Pro-government journalists were present and given full access to film the MP being roughly manhandled by the police, who cuffed her hands behind her back, grabbed handfuls of her hair and forced her head down as they frog-marched her away.
The HDP said the arrest was stage-managed by Turkey’s Interior Ministry, whose aim was to produce undignified images of the Kurdish MP supposedly cowed into submission.
The Human Rights Association’s (İHD) Diyarbakır Branch believes the arrest and the later rough treatment of Güzel amounts to a form of torture, with abuse of power, insulting behaviour and humiliation by the police and authorities.

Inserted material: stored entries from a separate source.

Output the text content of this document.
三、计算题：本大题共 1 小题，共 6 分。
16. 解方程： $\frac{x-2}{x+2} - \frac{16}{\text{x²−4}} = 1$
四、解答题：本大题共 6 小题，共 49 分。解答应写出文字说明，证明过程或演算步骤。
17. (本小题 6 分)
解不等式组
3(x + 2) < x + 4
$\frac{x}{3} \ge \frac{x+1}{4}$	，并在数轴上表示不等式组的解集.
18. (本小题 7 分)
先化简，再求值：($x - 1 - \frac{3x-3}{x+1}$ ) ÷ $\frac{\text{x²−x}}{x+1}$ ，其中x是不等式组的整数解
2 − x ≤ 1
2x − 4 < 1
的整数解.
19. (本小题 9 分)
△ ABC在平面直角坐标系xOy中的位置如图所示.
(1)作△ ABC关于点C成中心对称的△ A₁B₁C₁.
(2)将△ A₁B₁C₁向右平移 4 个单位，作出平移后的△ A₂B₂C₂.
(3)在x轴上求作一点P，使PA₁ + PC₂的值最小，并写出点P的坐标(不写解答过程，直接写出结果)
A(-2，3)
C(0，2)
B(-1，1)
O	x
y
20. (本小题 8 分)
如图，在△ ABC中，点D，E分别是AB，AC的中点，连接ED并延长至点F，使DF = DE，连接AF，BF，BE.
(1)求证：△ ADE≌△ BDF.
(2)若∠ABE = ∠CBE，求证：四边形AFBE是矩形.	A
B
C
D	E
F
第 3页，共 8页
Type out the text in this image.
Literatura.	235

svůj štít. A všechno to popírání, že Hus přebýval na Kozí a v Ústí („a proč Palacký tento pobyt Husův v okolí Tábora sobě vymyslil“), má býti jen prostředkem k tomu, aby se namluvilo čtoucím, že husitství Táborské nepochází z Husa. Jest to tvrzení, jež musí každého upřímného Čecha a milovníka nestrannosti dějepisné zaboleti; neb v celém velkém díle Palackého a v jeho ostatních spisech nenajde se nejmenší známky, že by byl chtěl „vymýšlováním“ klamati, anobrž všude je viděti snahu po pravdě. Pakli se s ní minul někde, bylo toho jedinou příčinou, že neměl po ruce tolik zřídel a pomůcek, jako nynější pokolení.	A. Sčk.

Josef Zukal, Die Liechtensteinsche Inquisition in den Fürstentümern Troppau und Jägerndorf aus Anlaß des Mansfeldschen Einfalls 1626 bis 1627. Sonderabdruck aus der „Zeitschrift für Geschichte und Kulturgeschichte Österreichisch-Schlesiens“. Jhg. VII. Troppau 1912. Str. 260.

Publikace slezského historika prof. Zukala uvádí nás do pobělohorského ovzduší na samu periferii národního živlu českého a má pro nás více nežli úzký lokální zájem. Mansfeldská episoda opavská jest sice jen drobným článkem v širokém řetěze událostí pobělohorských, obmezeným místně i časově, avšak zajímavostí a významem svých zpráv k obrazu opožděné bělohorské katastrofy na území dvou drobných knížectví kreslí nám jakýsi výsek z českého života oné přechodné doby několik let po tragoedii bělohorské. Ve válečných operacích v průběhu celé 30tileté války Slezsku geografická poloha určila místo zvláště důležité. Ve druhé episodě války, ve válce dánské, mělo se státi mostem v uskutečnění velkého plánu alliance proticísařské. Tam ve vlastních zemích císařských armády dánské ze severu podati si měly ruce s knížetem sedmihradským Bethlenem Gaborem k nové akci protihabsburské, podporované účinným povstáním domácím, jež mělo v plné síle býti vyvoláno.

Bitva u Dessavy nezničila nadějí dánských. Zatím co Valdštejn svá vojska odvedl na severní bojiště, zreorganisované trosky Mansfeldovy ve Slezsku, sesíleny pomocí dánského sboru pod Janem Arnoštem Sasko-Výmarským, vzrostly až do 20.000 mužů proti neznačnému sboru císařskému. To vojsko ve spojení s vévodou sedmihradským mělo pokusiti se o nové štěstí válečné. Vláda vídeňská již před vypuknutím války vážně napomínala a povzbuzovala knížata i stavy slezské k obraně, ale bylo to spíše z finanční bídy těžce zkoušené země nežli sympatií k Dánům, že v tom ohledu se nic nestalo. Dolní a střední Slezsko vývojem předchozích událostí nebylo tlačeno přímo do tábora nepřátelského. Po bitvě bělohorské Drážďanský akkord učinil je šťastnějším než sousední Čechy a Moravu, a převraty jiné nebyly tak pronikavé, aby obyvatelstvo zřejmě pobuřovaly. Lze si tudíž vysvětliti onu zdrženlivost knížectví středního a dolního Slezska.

“Torture – which is considered a crime against humanity and prohibited in all circumstances by domestic and international law – has been perpetrated in front of the cameras against a woman who is still an MP and has worked for many years in the field of women’s rights,” the İHD said in its criminal complaint against public officials involved in Güzel’s arrest.
The MP told Mezopotamya in a previous interview via her lawyers that her mistreatment continued after the cameras were switched off, when she was taken for a health check as part of arrest procedures.
“Although I told the doctor that there were injuries on my wrists, neck and scalp, the doctor did not perform an examination. As a physician, I reminded him of the Istanbul Protocol,” said Güzel, referring to international guidelines on documenting signs of torture adopted by the United Nations in 1999. “He told me the convention was not valid there.”
Güzel called on the local chamber of medicine to investigate the doctor in question.
Veteran Kurdish politician Ahmet Türk said the ill-treatment of Semra Güzel was a sign of the government’s hostility towards the Kurdish people as a whole.
“It was very disturbing for everyone, especially when they tried to force Semra Güzel’s head down during her arrest, to try to make it look as if she has committed a crime, felt remorse, or was surrendering to the state,” said Türk.
Turkey’s Justice and Development Party (AKP) government has accused Semra Güzel of being a member of a terrorist organisation and financing terrorism.
The allegations came to the fore after a photograph surfaced earlier this year of Güzel with a fighter from the outlawed Kurdistan Workers’ Party (PKK).
The HDP explained that the photograph was taken in 2014, during AKP-led talks with the PKK that continued until mid-2015, and Güzel says her visit occurred at a time when civilians were allowed by the state to visit their relatives and loved ones as part of the peace process.
Nevertheless, the Turkish parliament voted to rescind her parliamentary immunity from prosecution in March, before her detention on 2 September.
Speaking after her arrest last weekend, Güzel said the photograph was merely a pretext used by the state to target her and create the conditions for a wider pretext to shut down the HDP, which commands substantial support among Turks as well as Kurds and won 67 seats with more than 10 percent of the vote in the 2018 general election.
“By adding these images to the party closure case, they tried to produce futile justifications in order to close the party in their own way,” added Güzel.
But the Kurdish MP said she had no choice but to resist the authorities’ attempts to cow her, because she was “a representative of the Kurdish people and a woman”.
“We will continue to struggle until peace is established. The Kurdish people will not bow down,” she said. “I would also like to make a call to bar associations, human rights associations, women’s institutions, chambers of medicine: show your anger, and keep tabs on this unlawfulness.”
Numerous organisations have already protested against the arrest of Semra Güzel in the cities of Van, Adana, Istanbul and Diyarbakır.